The problem with video games was that argument was based on studies supposedly demonstrating that exposure led to aggressive behavior. However, that research has replication problems, the dependent measures might lack ecological validity and also that the effects were short lived. Even worse for the attempt to blame video games, the methodology was applied to exposure to firearms images or guns themselves and also (supposedly) produced aggressive behavior. Again the research had problems. But you couldn't use video games as causal as compared to having an EBR as both would (if true) produce the same behavior. What a dilemma!
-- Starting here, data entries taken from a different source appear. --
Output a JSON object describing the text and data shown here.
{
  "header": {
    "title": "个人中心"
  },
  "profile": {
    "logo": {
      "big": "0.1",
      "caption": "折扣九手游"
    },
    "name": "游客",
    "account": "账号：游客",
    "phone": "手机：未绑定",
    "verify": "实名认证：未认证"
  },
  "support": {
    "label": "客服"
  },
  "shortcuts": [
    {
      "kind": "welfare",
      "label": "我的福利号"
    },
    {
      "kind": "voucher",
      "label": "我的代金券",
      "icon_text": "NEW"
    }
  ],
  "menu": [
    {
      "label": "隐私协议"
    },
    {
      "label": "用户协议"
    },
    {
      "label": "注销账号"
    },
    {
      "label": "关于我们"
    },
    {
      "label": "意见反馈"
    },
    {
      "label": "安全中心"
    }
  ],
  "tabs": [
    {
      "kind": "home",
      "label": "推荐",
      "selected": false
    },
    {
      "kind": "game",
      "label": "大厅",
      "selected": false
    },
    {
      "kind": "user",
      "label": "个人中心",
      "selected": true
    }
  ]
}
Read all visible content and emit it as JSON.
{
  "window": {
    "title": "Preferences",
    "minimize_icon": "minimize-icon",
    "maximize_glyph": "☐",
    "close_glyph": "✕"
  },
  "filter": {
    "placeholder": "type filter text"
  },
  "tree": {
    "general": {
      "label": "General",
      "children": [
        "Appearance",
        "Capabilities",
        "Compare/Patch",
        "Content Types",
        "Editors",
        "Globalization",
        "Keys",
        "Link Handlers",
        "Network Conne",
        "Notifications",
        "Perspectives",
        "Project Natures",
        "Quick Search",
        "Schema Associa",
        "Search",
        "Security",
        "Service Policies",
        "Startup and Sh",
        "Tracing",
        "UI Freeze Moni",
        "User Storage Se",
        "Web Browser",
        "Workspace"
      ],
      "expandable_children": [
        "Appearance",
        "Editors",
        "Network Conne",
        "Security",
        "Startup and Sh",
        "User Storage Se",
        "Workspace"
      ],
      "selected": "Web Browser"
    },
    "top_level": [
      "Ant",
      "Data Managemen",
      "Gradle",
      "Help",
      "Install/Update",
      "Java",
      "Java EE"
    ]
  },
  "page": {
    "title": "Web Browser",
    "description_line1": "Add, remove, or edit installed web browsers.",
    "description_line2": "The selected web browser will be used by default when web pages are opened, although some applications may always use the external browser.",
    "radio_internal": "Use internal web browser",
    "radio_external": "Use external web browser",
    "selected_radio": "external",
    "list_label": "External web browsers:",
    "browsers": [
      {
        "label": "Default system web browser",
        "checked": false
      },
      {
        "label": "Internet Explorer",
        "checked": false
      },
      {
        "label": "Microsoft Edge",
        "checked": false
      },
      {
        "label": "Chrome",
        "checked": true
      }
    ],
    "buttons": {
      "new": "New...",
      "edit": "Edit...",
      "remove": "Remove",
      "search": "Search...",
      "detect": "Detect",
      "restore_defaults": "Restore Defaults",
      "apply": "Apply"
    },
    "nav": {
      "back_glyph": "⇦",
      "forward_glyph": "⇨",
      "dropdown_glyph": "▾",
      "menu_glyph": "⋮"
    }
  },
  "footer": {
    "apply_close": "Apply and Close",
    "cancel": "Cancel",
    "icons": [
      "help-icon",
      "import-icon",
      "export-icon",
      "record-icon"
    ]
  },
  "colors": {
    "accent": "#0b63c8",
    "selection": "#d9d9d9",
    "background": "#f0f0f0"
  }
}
If one read what I wrote rather than being reactive, I said that the self-defense factor might be a factor counter to urbanization. Of course, it is complex but the major driver of antigun laws seems to come from the urban area voters and legislators.
Next, saying things like
The 2A is all about the right of self-defense which is exactly counter to the position of academics.
is flat out an overgeneralization. There are quite a few academics involved in supporting gun rights. Here's one that testified for campus carry in Texas and was seen on the San Antonio, Houston, Dallas and Austin news shows for his testimony and in those newspapers. There are others - so spare me the generalizations which are insulting and wrong.
The Second Amendment is more than self-defense. It is equally about the defense against tyranny. If you pay attention, you will see the rise of minority gun organizations as they fear the rise of tyranny from a particular political viewpoint as well as self-defense from extremists of a certain political strain.